Existing profiling tools have struggled to provide visibility into the UCX layer, often lacking fine-grained traces or being limited to specific MPI libraries. ucTrace addresses this by profiling message passing directly at the UCX level. Its key innovation is the ability to correlate low-level communication operations—between hosts, GPUs, and network interface cards (NICs)—with the high-level MPI functions that initiated them. This multi-layer visibility is presented through interactive visualizations of process- and device-specific interactions.

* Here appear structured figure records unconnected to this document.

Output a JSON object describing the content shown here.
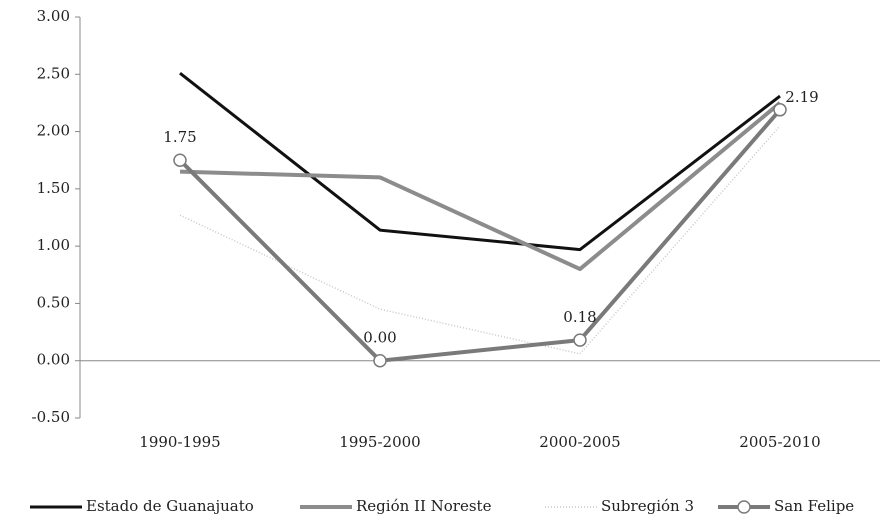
{
  "chart_data": {
    "type": "line",
    "categories": [
      "1990-1995",
      "1995-2000",
      "2000-2005",
      "2005-2010"
    ],
    "series": [
      {
        "name": "Estado de Guanajuato",
        "color": "#111111",
        "values": [
          2.51,
          1.14,
          0.97,
          2.31
        ]
      },
      {
        "name": "Región II Noreste",
        "color": "#8c8c8c",
        "values": [
          1.65,
          1.6,
          0.8,
          2.25
        ]
      },
      {
        "name": "Subregión 3",
        "color": "#c8c8c8",
        "values": [
          1.27,
          0.45,
          0.06,
          2.05
        ]
      },
      {
        "name": "San Felipe",
        "color": "#7a7a7a",
        "values": [
          1.75,
          0.0,
          0.18,
          2.19
        ],
        "value_labels": [
          "1.75",
          "0.00",
          "0.18",
          "2.19"
        ]
      }
    ],
    "ylim": [
      -0.5,
      3.0
    ],
    "yticks": [
      {
        "value": -0.5,
        "label": "-0.50"
      },
      {
        "value": 0,
        "label": "0.00"
      },
      {
        "value": 0.5,
        "label": "0.50"
      },
      {
        "value": 1.0,
        "label": "1.00"
      },
      {
        "value": 1.5,
        "label": "1.50"
      },
      {
        "value": 2.0,
        "label": "2.00"
      },
      {
        "value": 2.5,
        "label": "2.50"
      },
      {
        "value": 3.0,
        "label": "3.00"
      }
    ],
    "grid": false,
    "legend": "bottom"
  }
}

The researchers validated ucTrace through a suite of experiments, including analyzing MPI point-to-point behavior under different UCX configurations, comparing Allreduce operations across MPI libraries, and profiling a GPU-accelerated GROMACS molecular dynamics simulation at scale. By exposing transport-layer behavior and device interactions, ucTrace provides system administrators and application developers with the detailed insights needed to pinpoint bottlenecks, optimize performance, and debug complex communication patterns in large-scale scientific and AI workloads. The tool is publicly available and will be presented at the 40th IEEE International Parallel & Distributed Processing Symposium (IPDPS 2026).

Key Points
  • Profiles at the UCX transport layer, linking GPU/NIC operations to originating MPI functions for the first time.
  • Validated on real HPC workloads including GROMACS MD simulations with GPU acceleration at scale.
  • Open-source tool addresses a critical gap where existing profilers lack fine-grained UCX-level traces.

Why It Matters

Enables precise optimization of communication in large-scale AI training and scientific simulations, directly impacting performance and efficiency.